No Morumbi, o São Paulo venceu um nervoso Flamengo sem dificuldades.
Desde o início da partida o tricolor foi superior. Jogando com inteligência, o time de Rogério Ceni construía suas jogadas pela direita, obrigando Léo Moura a ficar preso na defesa ( o melhor jeito de defender é atacar) e destruindo uma das armas mais efetivas da equipe carioca. Baresi formou um meio campo leve, que conseguiu se movimentar e chegar com agilidade à meta adversária.
O Flamengo estava preso. Um meio-campo com Côrrea, Toró, Willians e Renato é incapaz de fazer o jogo "fluir". Defendem bem, e só. Não é culpa dos caras. Eles estão lá para isso mesmo, a questão é que o time deveria ter um "meio" mais leve. Jogar com só um camisa dez, meia-bomba ainda, é difícil.
Silas tentou consertar seu erro sacando Côrrea e colocando Vinícius Pacheco. Foi bem intencionado, mas aí "babou" de vez.

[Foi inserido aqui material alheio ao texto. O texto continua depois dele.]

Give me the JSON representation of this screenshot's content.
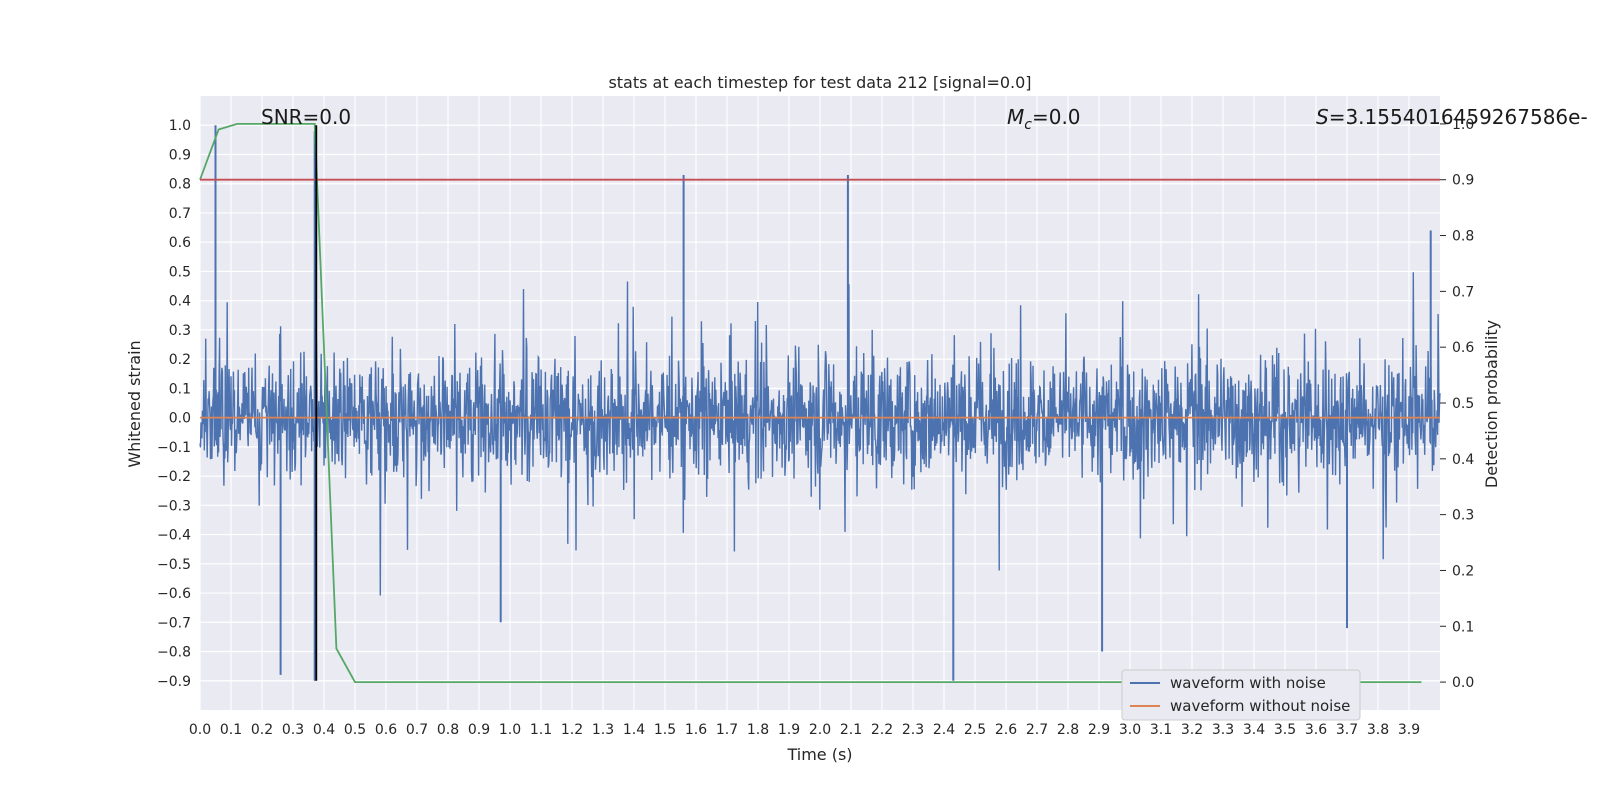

Desde quando Pacheco resolve alguma coisa? O curioso é que ele sempre entra, em suas costas é depositada a esperança da virada da partida, de uma salvação rubro-negra. Até hoje isso nunca aconteceu. Pelo contrário : o mais comum é vê-lo chegar à área e cair, em busca de um penalti.
A partir daí o time se desorganizou. O Flamengo pegava a bola e ia no desespero, sem saber o que com ela faria. Vimos constantes trocas de posições, com Juan chegando a jogar de meia e Vinícius de lateral. Toró tentava sair com a bola, sem sucesso. Willians ( coração do time), foi bem no apoio ao Léo e na defesa, mas ele não joga sozinho. O time está nervoso. A fase não ajuda. A afobação é natural, mas um time experiente como esse deveria segurar mais a "barra".
No segundo tempo o São Paulo voltou no 352. Um esquema mais seguro e que neutralizou facilmente o inapto ataque rubro-negro. O tricolor prendeu o jogo e resolveu sair só nos contra-ataques (praxe no futebol atual).
O time do Morumbi inicia sua reação, mas ainda está muito atrás ( tanto em pontos como em qualidade) dos outros. O Flamengo precisa melhorar sua organização ( tática, técnica e emocional).